Gluon vs Keras vs TensorFlow: What are the differences?
The key differences between Gluon, Keras, and TensorFlow are as follows:
1. **Ease of use**: Gluon provides an imperative programming interface that allows for dynamic graph creation on the fly, making it beginner-friendly and easier for debugging. Keras, on the other hand, offers a higher-level, more user-friendly API for building neural networks, while TensorFlow provides both high-level APIs like Keras and low-level functionalities for more control and customization.
2. **Performance**: Gluon and Keras are often preferred for rapid prototyping and experiments due to their simplicity, while TensorFlow is known for its scalability and performance, making it suitable for large-scale production deployment and research projects.
3. **Deployment options**: TensorFlow offers more deployment options, such as TensorFlow Serving for serving models in production, TensorFlow Lite for mobile and embedded devices, and TensorFlow.js for running models in the browser, compared to Gluon and Keras which have limited deployment options.

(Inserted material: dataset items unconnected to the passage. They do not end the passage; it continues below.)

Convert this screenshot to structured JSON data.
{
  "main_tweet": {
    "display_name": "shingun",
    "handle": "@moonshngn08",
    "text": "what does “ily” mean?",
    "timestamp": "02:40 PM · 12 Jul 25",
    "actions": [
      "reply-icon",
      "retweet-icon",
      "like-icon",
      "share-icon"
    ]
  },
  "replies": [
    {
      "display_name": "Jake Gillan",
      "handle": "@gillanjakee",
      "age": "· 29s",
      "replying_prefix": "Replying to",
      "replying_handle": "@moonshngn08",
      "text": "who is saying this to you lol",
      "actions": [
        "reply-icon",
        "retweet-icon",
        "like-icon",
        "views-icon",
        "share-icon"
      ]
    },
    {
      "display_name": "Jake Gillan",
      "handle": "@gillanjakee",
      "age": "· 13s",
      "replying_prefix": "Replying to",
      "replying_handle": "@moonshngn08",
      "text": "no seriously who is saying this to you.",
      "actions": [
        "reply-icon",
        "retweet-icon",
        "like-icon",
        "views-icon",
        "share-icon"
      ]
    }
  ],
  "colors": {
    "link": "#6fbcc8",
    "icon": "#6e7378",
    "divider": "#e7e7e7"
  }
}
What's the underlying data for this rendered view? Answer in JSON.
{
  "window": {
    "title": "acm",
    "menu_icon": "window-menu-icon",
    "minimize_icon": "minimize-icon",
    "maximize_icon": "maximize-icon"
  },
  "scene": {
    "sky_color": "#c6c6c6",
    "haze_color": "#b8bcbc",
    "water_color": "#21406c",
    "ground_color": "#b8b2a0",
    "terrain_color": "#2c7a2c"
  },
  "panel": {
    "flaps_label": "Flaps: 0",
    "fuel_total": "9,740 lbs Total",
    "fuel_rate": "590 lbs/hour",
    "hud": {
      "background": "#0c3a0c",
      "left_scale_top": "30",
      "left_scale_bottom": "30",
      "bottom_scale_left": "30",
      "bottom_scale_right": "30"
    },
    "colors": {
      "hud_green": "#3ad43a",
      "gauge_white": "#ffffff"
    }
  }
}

4. **Community support**: TensorFlow has a larger and more active community compared to Gluon and Keras, providing a wider range of resources, tutorials, and pre-trained models, making it easier to find solutions to problems and stay updated on the latest advancements in the field.
5. **Flexibility and customization**: TensorFlow allows for more fine-grained control and customization of models compared to Gluon and Keras, enabling researchers and developers to experiment with different architectures, loss functions, and optimization techniques with more flexibility.
6. **Backend support**: Both Gluon and Keras support multiple backend engines such as TensorFlow, Theano, and Microsoft Cognitive Toolkit, allowing users to switch between different backends seamlessly, while TensorFlow is primarily focused on its own backend but can be integrated with other deep learning libraries.
In Summary, Gluon, Keras, and TensorFlow offer different levels of ease of use, performance, deployment options, community support, flexibility, and backend support for building and deploying neural networks.